The famous Talley family resemblance that gave the seven brothers their distinctive looks had had an unfortunate effect in Rachel’s case. The pronounced nose that looked noble on the men simply looked horsey on her face; the blonde hair had no life nor curl to lend her beauty, so she wore it in a limp braid. The brothers all grew up tall and recognizable; Rachel was just lanky and homely. But she was Nathaway’s confidante and ally.
He closed the door and turned to tell her. “I did it,” he said. “I quit law school.”
“Oh no,” she breathed. Her face gave him a preview of the horror that would ripple through the Talley household at the news.
“I was going to flunk contracts and legislative theory anyway,” he said. “So better to save everyone the embarrassment.” They had all grown up knowing that everything they did reflected on the others. Their father had always said it didn’t matter what they chose to do in life, so long as they were better than anyone else at it. It had seemed like a fair enough rule till Nathaway had had trouble figuring out what, if anything, he was any good at.
“How are you going to tell the judge?” Rachel said, meaning their father.
“Wait, you haven’t heard it all.” He drew a deep breath. “I’m leaving Fluminos.”
“What? Where?”
“They’re recruiting law students to go to the Forsaken Islands,” he said.
“The Forsakens!” she protested. “There’s nothing there but pine trees and savages.”
“That’s the whole point. The Court’s going to be expanding our presence in the Forsakens, developing some of the poor and primitive areas. They need observers to make sure it’s all going according to the law. We’re to be like Justices of the Peace, adjudicating disputes and so forth. They have no courts or judiciary there, no advocates or trial by jury. It’s barbaric, and unscrupulous people could take advantage.”
“But can you do that without a degree?”
He shrugged. “They took me.” Of course, like everything else, he could not know whether it was because of himself or his name. “I’m to leave in two weeks.”
“Oh, Nat,” she said. “This is . . . it’s crazy.”
He looked out the window, where the snow was falling in earnest now, big fat flakes gathering on the sill. “I’m sick of this city,” he said, his voice low and intense. “I’m sick of being the last Talley in line, the only one who’s not some kind of hero. It’s all so false, like theatre. I don’t want to play a part; I want to do some actual good in the world.”

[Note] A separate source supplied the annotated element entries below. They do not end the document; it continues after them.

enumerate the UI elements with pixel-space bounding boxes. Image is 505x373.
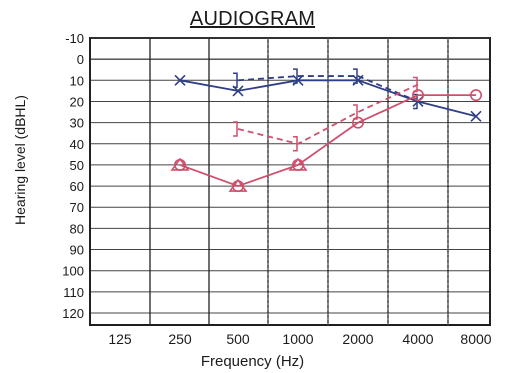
series-3-marker-0 [233,121,238,137]
y-tick-label: 80 [70,221,84,236]
y-tick-label: 20 [70,94,84,109]
series-line-3 [237,83,419,145]
series-line-0 [179,79,477,118]
y-tick-label: 90 [70,243,84,258]
y-tick-label: 30 [70,116,84,131]
series-1-marker-1 [293,68,298,84]
y-tick-label: 120 [62,306,84,321]
x-tick-label: 2000 [342,331,373,347]
x-tick-label: 125 [108,331,132,347]
y-tick-label: 40 [70,137,84,152]
y-tick-label: 70 [70,200,84,215]
red-triangle-250 [170,157,190,171]
series-2-marker-4 [411,89,424,102]
y-tick-label: 10 [70,73,84,88]
series-3-marker-3 [413,76,418,93]
red-triangle-500 [228,178,248,192]
y-tick-label: 110 [63,285,84,300]
x-tick-label: 4000 [402,331,433,347]
series-2-marker-5 [469,89,482,102]
x-tick-label: 500 [226,331,250,347]
series-1-marker-3 [413,93,418,110]
series-1-marker-2 [353,68,358,84]
series-3-marker-1 [293,136,298,152]
series-3-marker-2 [353,104,358,120]
series-1-marker-0 [233,72,238,89]
red-triangle-1000 [288,157,308,171]
series-0-marker-1-b [232,85,244,97]
y-tick-label: 0 [77,52,84,67]
series-2-marker-3 [351,116,364,129]
y-axis-label: Hearing level (dBHL) [12,95,28,225]
y-tick-label: 100 [62,264,84,279]
x-axis-label: Frequency (Hz) [200,353,305,370]
y-tick-label: 50 [70,158,84,173]
y-tick-label: -10 [65,31,84,46]
x-tick-label: 250 [168,331,192,347]
series-line-2 [179,94,476,188]
series-0-marker-5-b [470,110,482,122]
x-tick-label: 1000 [282,331,313,347]
chart-title: AUDIOGRAM [189,8,316,30]
x-tick-label: 8000 [460,331,491,347]
y-tick-label: 60 [70,179,84,194]
series-line-1 [237,75,419,103]
series-0-marker-0-b [174,74,186,86]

“You will,” Rachel said. “You’ll be a hero, Nat. Just
give yourself time.”
He sat on the bed facing her, crossing his long legs underneath him, his bony knees sticking up. “You should have heard the recruiter talk about the Forsakens,” he said. “We’ve supposedly ruled them for years, but we’ve done nothing to help them, just left them in a state of poverty and ignorance. They have no schools, no doctors. We’ve let the most horrible superstitions persist. Did you know they still practice a kind of human sacrifice?”
“No!”
“Yes. There’s a race of islanders that are like their chattel, kept in bondage because of a belief that their blood can cure disease. So whenever the islanders grow ill they bleed these slaves, sometimes to death. The administration has tried to put a stop to it, but the practice is too ancient. And as long as they have no alternatives, what are they supposed to do but keep their traditional cures? I’ve thought that I could pick up some medical books before I leave, and show them there are better ways.”

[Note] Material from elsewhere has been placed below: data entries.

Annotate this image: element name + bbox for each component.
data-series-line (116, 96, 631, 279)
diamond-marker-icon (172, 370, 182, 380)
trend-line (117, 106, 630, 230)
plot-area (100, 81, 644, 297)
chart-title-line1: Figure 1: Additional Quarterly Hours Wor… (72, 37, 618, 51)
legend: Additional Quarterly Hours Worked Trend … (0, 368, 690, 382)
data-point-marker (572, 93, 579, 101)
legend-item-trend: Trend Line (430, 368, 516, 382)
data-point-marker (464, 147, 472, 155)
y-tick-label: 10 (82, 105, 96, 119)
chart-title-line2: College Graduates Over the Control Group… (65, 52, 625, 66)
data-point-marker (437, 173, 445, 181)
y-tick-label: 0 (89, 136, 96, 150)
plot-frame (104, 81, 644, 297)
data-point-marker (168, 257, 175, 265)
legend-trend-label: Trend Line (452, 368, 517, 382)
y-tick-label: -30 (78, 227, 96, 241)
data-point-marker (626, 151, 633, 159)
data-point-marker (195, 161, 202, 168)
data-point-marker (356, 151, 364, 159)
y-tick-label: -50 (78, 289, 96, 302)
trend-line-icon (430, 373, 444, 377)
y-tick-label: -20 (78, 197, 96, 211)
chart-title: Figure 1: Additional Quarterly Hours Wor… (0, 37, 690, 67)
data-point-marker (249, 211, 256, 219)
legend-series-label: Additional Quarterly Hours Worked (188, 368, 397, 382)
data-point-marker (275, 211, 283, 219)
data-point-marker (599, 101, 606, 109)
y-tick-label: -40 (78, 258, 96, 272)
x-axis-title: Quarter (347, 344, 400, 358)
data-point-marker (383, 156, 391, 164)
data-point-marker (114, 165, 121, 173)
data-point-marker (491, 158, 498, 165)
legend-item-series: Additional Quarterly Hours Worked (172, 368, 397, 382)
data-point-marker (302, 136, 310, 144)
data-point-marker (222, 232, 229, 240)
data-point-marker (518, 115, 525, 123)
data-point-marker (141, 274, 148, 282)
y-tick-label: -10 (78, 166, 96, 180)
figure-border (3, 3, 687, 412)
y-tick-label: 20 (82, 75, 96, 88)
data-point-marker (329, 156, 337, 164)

His dry description did not do justice to the thrill of horror he had felt at the recruiter’s much more lurid account. He did not mention the overtones of sexual slavery. It was his outrage at the needless suffering, his pity for the victims, his disgust at the ignorance, that had told him this was what he had to do. Never had he felt so strongly that he was called upon to act. All his life had been an aimless, pampered game up to now. Something had sent this message to him, to fetch him to the place where he was needed.
“This is real, Rachel,” he said. “There are people who need us, right now. We’re sitting around drinking wine and shooting off firecrackers while people are suffering, people we’re responsible for. How can we call ourselves civilized if we let this kind of thing go on?”